First, Carolina Tobacco’s assertion that the settlement included an agreement that “Carolina Tobacco will be recognized as the manufacturer of ROGER® brand cigarettes during the disputed period” is simply untrue. The settlement expressly does not decide that issue, stating that it is a “compromise of disputed claims,” and that the Parties “have not and do not admit liability to any other Party,” such as would arise from a determination that Carolina Tobacco was the manufacturer of the “Roger” brand of cigarettes.

Second, the statement that the settlement will result in Carolina being allowed to sell cigarettes in the State of Georgia is also untrue.
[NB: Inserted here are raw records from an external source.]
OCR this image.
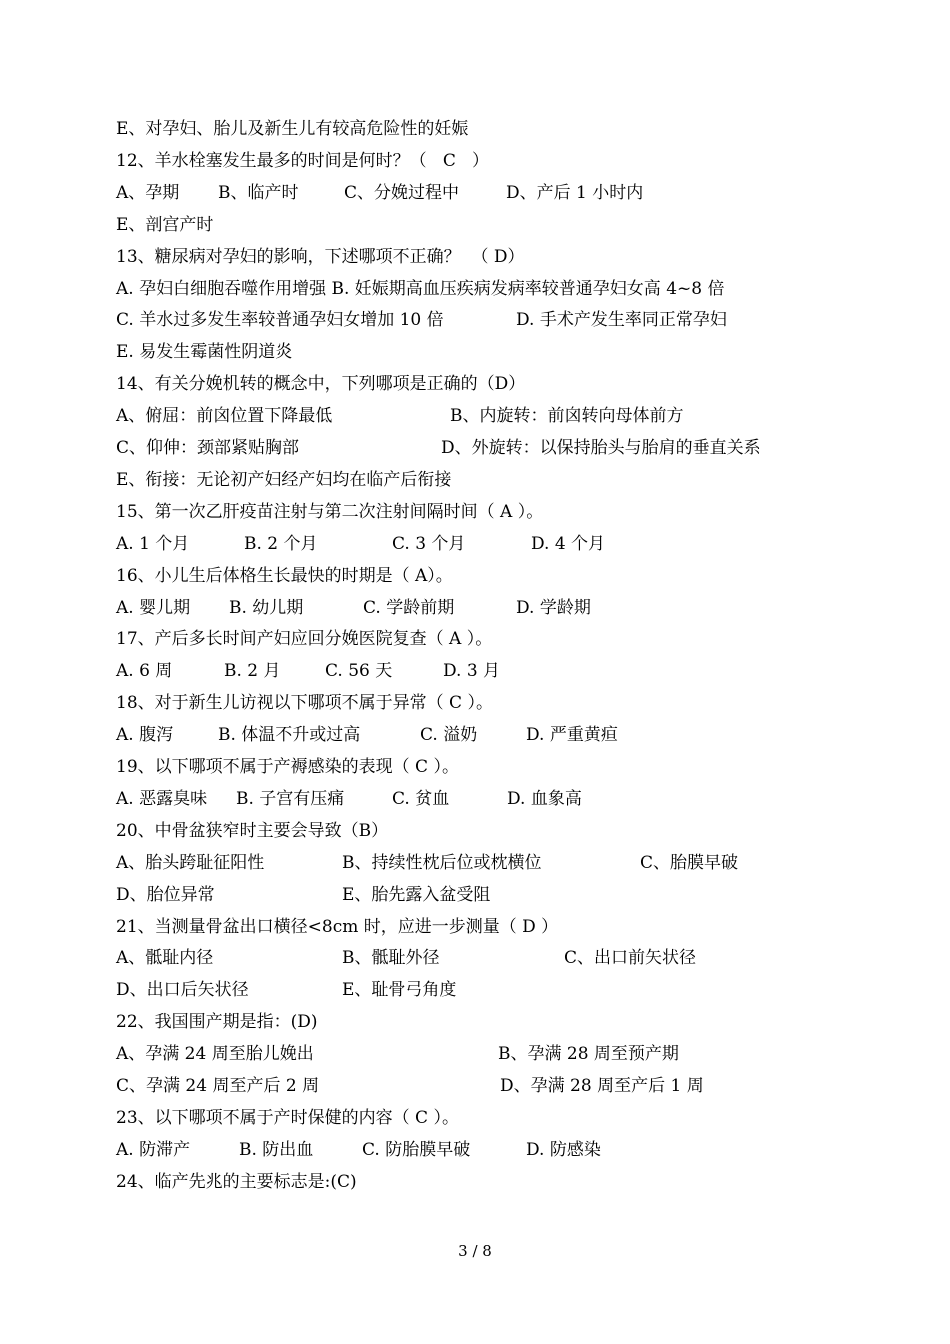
E、对孕妇、胎儿及新生儿有较高危险性的妊娠
12、羊水栓塞发生最多的时间是何时？（   C   ）
A、孕期 B、临产时	C、分娩过程中	D、产后 1 小时内
E、剖宫产时
13、糖尿病对孕妇的影响，下述哪项不正确？  （ D）
A. 孕妇白细胞吞噬作用增强 B. 妊娠期高血压疾病发病率较普通孕妇女高 4~8 倍
C. 羊水过多发生率较普通孕妇女增加 10 倍	D. 手术产发生率同正常孕妇
E. 易发生霉菌性阴道炎
14、有关分娩机转的概念中，下列哪项是正确的（D）
A、俯屈：前囟位置下降最低	B、内旋转：前囟转向母体前方
C、仰伸：颈部紧贴胸部	D、外旋转：以保持胎头与胎肩的垂直关系
E、衔接：无论初产妇经产妇均在临产后衔接
15、第一次乙肝疫苗注射与第二次注射间隔时间（ A ）。
A. 1 个月	B. 2 个月	C. 3 个月	D. 4 个月
16、小儿生后体格生长最快的时期是（ A）。
A. 婴儿期 B. 幼儿期	C. 学龄前期	D. 学龄期
17、产后多长时间产妇应回分娩医院复查（ A ）。
A. 6 周	B. 2 月	C. 56 天	D. 3 月
18、对于新生儿访视以下哪项不属于异常（ C ）。
A. 腹泻	B. 体温不升或过高	C. 溢奶	D. 严重黄疸
19、以下哪项不属于产褥感染的表现（ C ）。
A. 恶露臭味 B. 子宫有压痛	C. 贫血	D. 血象高
20、中骨盆狭窄时主要会导致（B）
A、胎头跨耻征阳性	B、持续性枕后位或枕横位	C、胎膜早破
D、胎位异常	E、胎先露入盆受阻
21、当测量骨盆出口横径<8cm 时，应进一步测量（ D ）
A、骶耻内径	B、骶耻外径	C、出口前矢状径
D、出口后矢状径	E、耻骨弓角度
22、我国围产期是指：(D)
A、孕满 24 周至胎儿娩出	B、孕满 28 周至预产期
C、孕满 24 周至产后 2 周	D、孕满 28 周至产后 1 周
23、以下哪项不属于产时保健的内容（ C ）。
A. 防滞产	B. 防出血	C. 防胎膜早破	D. 防感染
24、临产先兆的主要标志是:(C)
3 / 8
Attorney General Baker has determined that Carolina Tobacco Co.’s “Roger” brand of cigarettes cannot legally be sold in Georgia, and that decision is currently under review in the Georgia courts.

Further, the release understates the amount received by the State from this settlement – the true amount is actually $1,317,164.81, rather than the $760,000.00 that Carolina Tobacco claimed Georgia received. The amount is inaccurate because Carolina Tobacco’s press release ignores a fundamental fact: the settlement primarily resolved litigation brought by California in 2003 on behalf of Georgia and other states against House of Prince and its subsidiary, House of Prince Riga (“Riga”), to enforce compliance with the tobacco Master Settlement Agreement (“MSA”). The MSA was the landmark 1998 agreement that resolved the litigation brought by the States against the major tobacco companies over public health costs associated with smoking. Current and future payments to the states are based on the number of cigarettes manufactured by a particular tobacco company.

In this litigation against Carolina Tobacco, House of Prince, and Riga, the states alleged that House of Prince and Riga manufactured cigarettes for Carolina Tobacco but had failed to pay the states for those cigarettes in violation of House of Prince’s obligations as a signatory to the MSA. In 2005, the States agreed with House of Prince to settle that litigation for more than $51 million plus interest for those cigarettes. Approximately $3 million of the settlement was based on a similar settlement entered into with an entity unrelated to Carolina Tobacco for which Riga also made cigarettes.

Carolina Tobacco, for its part, was involved in litigation with the States to try to force them to recognize Carolina Tobacco as the manufacturer of the Riga cigarettes, as well as to force the States to accept Carolina Tobacco’s escrow deposits for the Riga Cigarettes that Georgia law required of companies like Carolina Tobacco that were not party to the Master Settlement Agreement. Carolina Tobacco obtained several preliminary injunctions forcing the States to accept the escrow deposits pending state court decisions on whether Carolina Tobacco was the manufacturer of the Riga cigarettes. By 2003, it had deposited $31 million into escrow for the Riga cigarettes. It had promised House of Prince, though, that it would reimburse House of Prince if House of Prince were required to make MSA payments for the Riga cigarettes and gave House of Prince a lien on its rights in the escrow deposits. When the States agreed to the settlement with House of Prince, they also agreed that Carolina Tobacco could withdraw the $31 million from escrow (since House of Prince was making MSA payments for those same cigarettes), and Carolina Tobacco provided those funds to House of Prince pursuant to their agreement. House of Prince was required to pay another $17 million to complete its settlement with the States.

Accordingly, nothing in the House of Prince settlement agreement or in the resolution of the foregoing litigation supports Carolina Tobacco’s contention that the settlement resulted in an agreement by the States that Carolina Tobacco was the manufacturer for the Riga cigarettes. Similarly, because the payments from House of Prince fully resolved the financial issues for these cigarettes, the States agreed they would not take action against Carolina Tobacco based on any issues relating to those cigarettes. However, nothing in that agreement changes Carolina Tobacco’s current status in any State or determines that any State will automatically place Carolina Tobacco on its directory or allow it to sell in the State. Carolina Tobacco remains a non-signatory to the MSA and, to the extent that it is now a manufacturer, Carolina Tobacco would be obligated to comply with the Georgia’s escrow deposit laws.